Fonologi dan tata bahasa Bahasa Indonesia dianggap relatif mudah.[8] Dasar-dasar yang penting untuk komunikasi dasar dapat dipelajari hanya dalam kurun waktu beberapa minggu.[9]

 

Sejarah

Masa lalu sebagai bahasa Melayu Bahasa Indonesia adalah varian bahasa Melayu, sebuah bahasa Austronesia dari cabang bahasa-bahasa Sunda-Sulawesi, yang digunakan sebagai lingua franca di Nusantara kemungkinan sejak abad-abad awal penanggalan modern.
Aksara pertama dalam bahasa Melayu atau Jawi ditemukan di pesisir tenggara Pulau Sumatera, mengindikasikan bahwa bahasa ini menyebar ke berbagai tempat di Nusantara dari wilayah ini, berkat penggunaannya oleh Kerajaan Sriwijaya yang menguasai jalur perdagangan. Istilah Melayu atau sebutan bagi wilayahnya sebagai Malaya sendiri berasal dari Kerajaan Malayu yang bertempat di Batang Hari, Jambi, dimana diketahui bahasa Melayu yang digunakan di Jambi menggunakan dialek "o" sedangkan dikemudian hari bahasa dan dialek Melayu berkembang secara luas dan menjadi beragam.
Istilah Melayu atau Malayu berasal dari Kerajaan Malayu, sebuah kerajaan Hindu-Budha pada abad ke-7 di hulu sungai Batanghari, Jambi di pulau Sumatera, jadi secara geografis semula hanya mengacu kepada wilayah kerajaan tersebut yang merupakan sebagian dari wilayah pulau Sumatera. Dalam perkembangannya pemakaian istilah Melayu mencakup wilayah geografis yang lebih luas dari wilayah Kerajaan Malayu tersebut, mencakup negeri-negeri di pulau Sumatera sehingga pulau tersebut disebut juga Bumi Melayu seperti disebutkan dalam Kakawin Nagarakretagama.
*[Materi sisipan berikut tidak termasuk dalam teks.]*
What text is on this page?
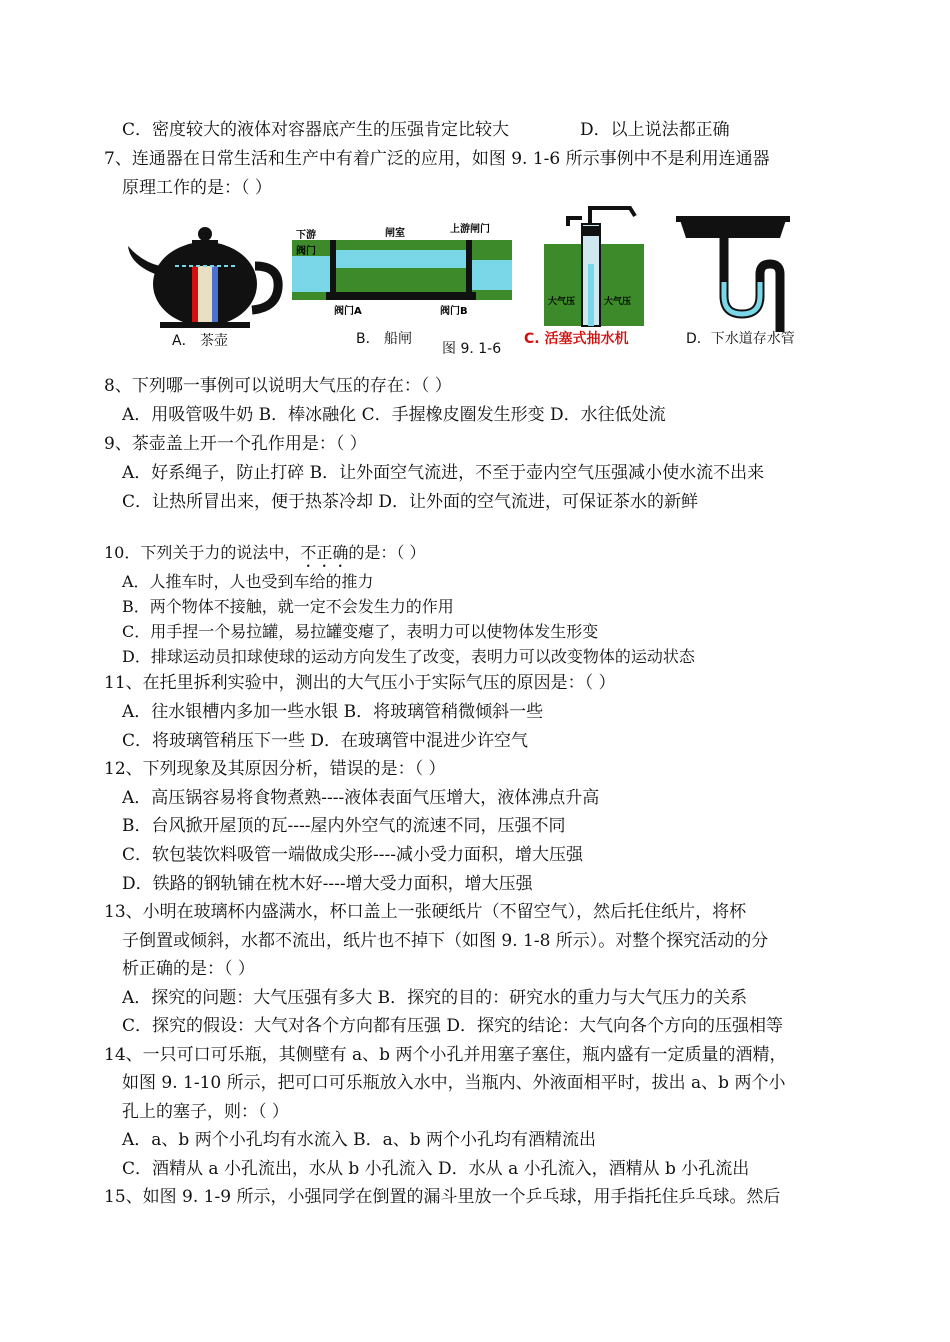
C．密度较大的液体对容器底产生的压强肯定比较大	D．以上说法都正确
7、连通器在日常生活和生产中有着广泛的应用，如图 9. 1-6 所示事例中不是利用连通器
原理工作的是：（ ）
下游	闸室	上游闸门
阀门
阀门A	阀门B
大气压	大气压
A． 茶壶	B． 船闸
图 9. 1-6
C. 活塞式抽水机	D．下水道存水管
8、下列哪一事例可以说明大气压的存在：（ ）
A．用吸管吸牛奶 B．棒冰融化 C．手握橡皮圈发生形变 D．水往低处流
9、茶壶盖上开一个孔作用是：（ ）
A．好系绳子，防止打碎 B．让外面空气流进，不至于壶内空气压强减小使水流不出来
C．让热所冒出来，便于热茶冷却 D．让外面的空气流进，可保证茶水的新鲜
10．下列关于力的说法中，不正确的是：（ ）
A．人推车时，人也受到车给的推力
B．两个物体不接触，就一定不会发生力的作用
C．用手捏一个易拉罐，易拉罐变瘪了，表明力可以使物体发生形变
D．排球运动员扣球使球的运动方向发生了改变，表明力可以改变物体的运动状态
11、在托里拆利实验中，测出的大气压小于实际气压的原因是：（ ）
A．往水银槽内多加一些水银 B．将玻璃管稍微倾斜一些
C．将玻璃管稍压下一些 D．在玻璃管中混进少许空气
12、下列现象及其原因分析，错误的是：（ ）
A．高压锅容易将食物煮熟----液体表面气压增大，液体沸点升高
B．台风掀开屋顶的瓦----屋内外空气的流速不同，压强不同
C．软包装饮料吸管一端做成尖形----减小受力面积，增大压强
D．铁路的钢轨铺在枕木好----增大受力面积，增大压强
13、小明在玻璃杯内盛满水，杯口盖上一张硬纸片（不留空气），然后托住纸片，将杯
子倒置或倾斜，水都不流出，纸片也不掉下（如图 9. 1-8 所示）。对整个探究活动的分
析正确的是：（ ）
A．探究的问题：大气压强有多大 B．探究的目的：研究水的重力与大气压力的关系
C．探究的假设：大气对各个方向都有压强 D．探究的结论：大气向各个方向的压强相等
14、一只可口可乐瓶，其侧壁有 a、b 两个小孔并用塞子塞住，瓶内盛有一定质量的酒精，
如图 9. 1-10 所示，把可口可乐瓶放入水中，当瓶内、外液面相平时，拔出 a、b 两个小
孔上的塞子，则：（ ）
A．a、b 两个小孔均有水流入 B．a、b 两个小孔均有酒精流出
C．酒精从 a 小孔流出，水从 b 小孔流入 D．水从 a 小孔流入，酒精从 b 小孔流出
15、如图 9. 1-9 所示，小强同学在倒置的漏斗里放一个乒乓球，用手指托住乒乓球。然后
Ibukota Kerajaan Melayu semakin mundur ke pedalaman karena serangan Sriwijaya dan masyarakatnya diaspora keluar Bumi Melayu, belakangan masyarakat pendukungnya yang mundur ke pedalaman berasimilasi ke dalam masyarakat Minangkabau menjadi klan Malayu (suku Melayu Minangkabau) yang merupakan salah satu marga di Sumatera Barat. Sriwijaya berpengaruh luas hingga ke Filipina membawa penyebaran Bahasa Melayu semakin meluas, tampak dalam prasasti Keping Tembaga Laguna.
Bahasa Melayu kuno yang berkembang di Bumi Melayu tersebut berlogat "o" seperti Melayu Jambi, Minangkabau, Kerinci, Palembang dan Bengkulu. Semenanjung Malaka dalam Nagarakretagama disebut Hujung Medini artinya Semenanjung Medini.
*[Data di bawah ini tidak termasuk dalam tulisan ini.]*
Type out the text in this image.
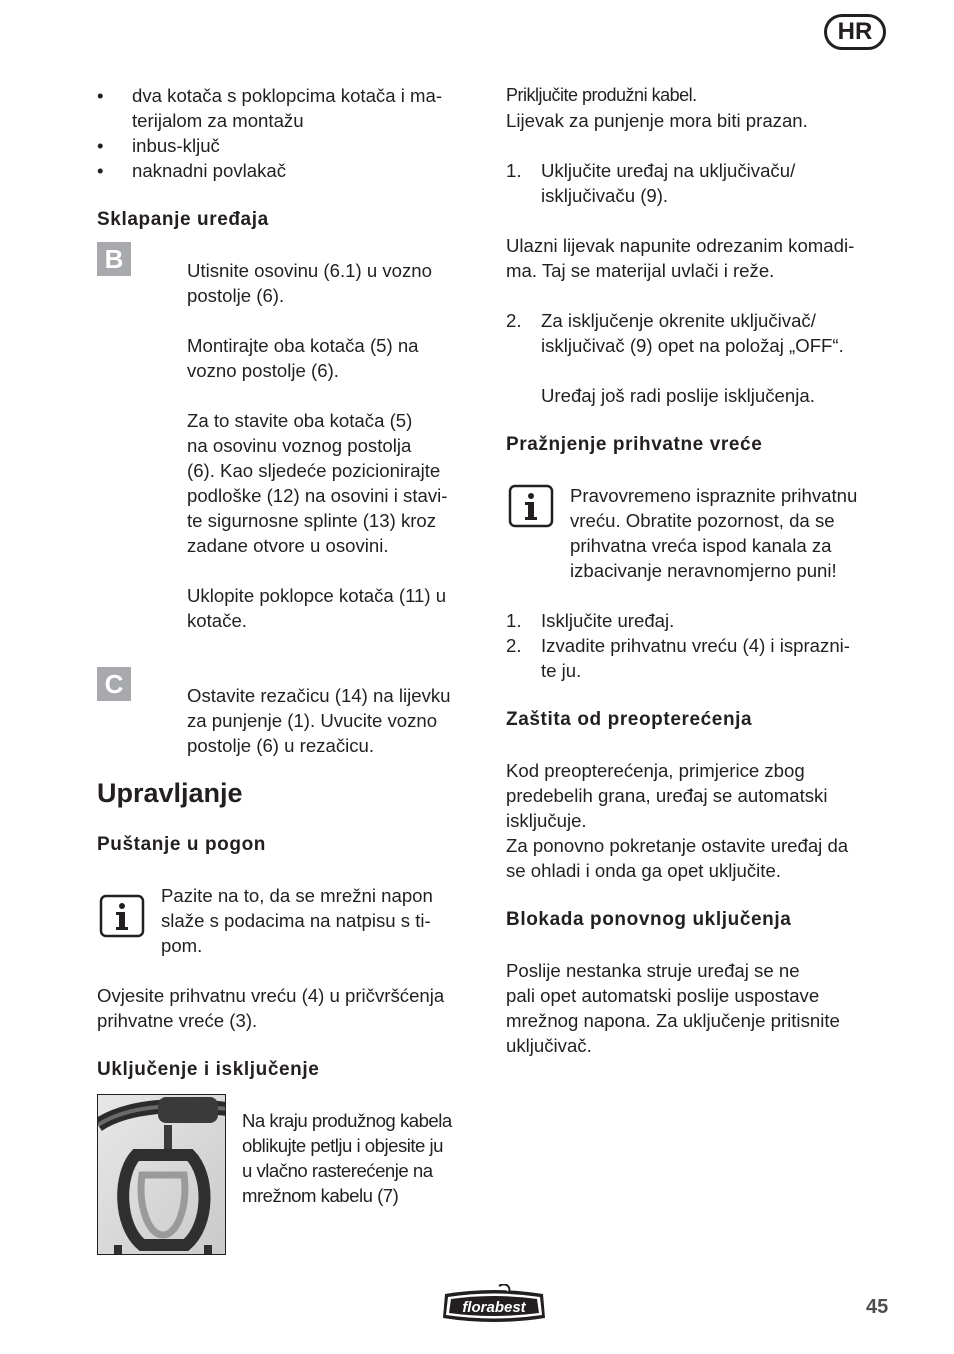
HR
• dva kotača s poklopcima kotača i ma-
terijalom za montažu

• inbus-ključ

• naknadni povlakač

Sklapanje uređaja
B	Utisnite osovinu (6.1) u vozno
postolje (6).

Montirajte oba kotača (5) na
vozno postolje (6).

Za to stavite oba kotača (5)
na osovinu voznog postolja
(6). Kao sljedeće pozicionirajte
podloške (12) na osovini i stavi-
te sigurnosne splinte (13) kroz
zadane otvore u osovini.

Uklopite poklopce kotača (11) u
kotače.

C	Ostavite rezačicu (14) na lijevku
za punjenje (1). Uvucite vozno
postolje (6) u rezačicu.

Upravljanje
Puštanje u pogon

Pazite na to, da se mrežni napon
slaže s podacima na natpisu s ti-
pom.

Ovjesite prihvatnu vreću (4) u pričvršćenja
prihvatne vreće (3).

Uključenje i isključenje

Na kraju produžnog kabela
oblikujte petlju i objesite ju
u vlačno rasterećenje na
mrežnom kabelu (7)

Priključite produžni kabel.

Lijevak za punjenje mora biti prazan.

1. Uključite uređaj na uključivaču/
isključivaču (9).

Ulazni lijevak napunite odrezanim komadi-
ma. Taj se materijal uvlači i reže.

2. Za isključenje okrenite uključivač/
isključivač (9) opet na položaj „OFF“.

Uređaj još radi poslije isključenja.

Pražnjenje prihvatne vreće

Pravovremeno ispraznite prihvatnu
vreću. Obratite pozornost, da se
prihvatna vreća ispod kanala za
izbacivanje neravnomjerno puni!

1. Isključite uređaj.

2. Izvadite prihvatnu vreću (4) i isprazni-
te ju.

Zaštita od preopterećenja

Kod preopterećenja, primjerice zbog
predebelih grana, uređaj se automatski
isključuje.
Za ponovno pokretanje ostavite uređaj da
se ohladi i onda ga opet uključite.

Blokada ponovnog uključenja

Poslije nestanka struje uređaj se ne
pali opet automatski poslije uspostave
mrežnog napona. Za uključenje pritisnite
uključivač.

florabest	45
Dalam perkembangannya orang Melayu migrasi ke Semenanjung Malaysia (= Hujung Medini) dan lebih banyak lagi pada masa perkembangan kerajaan-kerajaan Islam yang pusat mandalanya adalah Kesultanan Malaka, istilah Melayu bergeser kepada Semenanjung Malaka (= Semenanjung Malaysia) yang akhirnya disebut Semenanjung Melayu atau Tanah Melayu. Tetapi nyatalah bahwa istilah Melayu itui berasal dari Indonesia. Bahasa Melayu yang berkembang di sekitar daerah Semenanjung Malaka berlogat "e".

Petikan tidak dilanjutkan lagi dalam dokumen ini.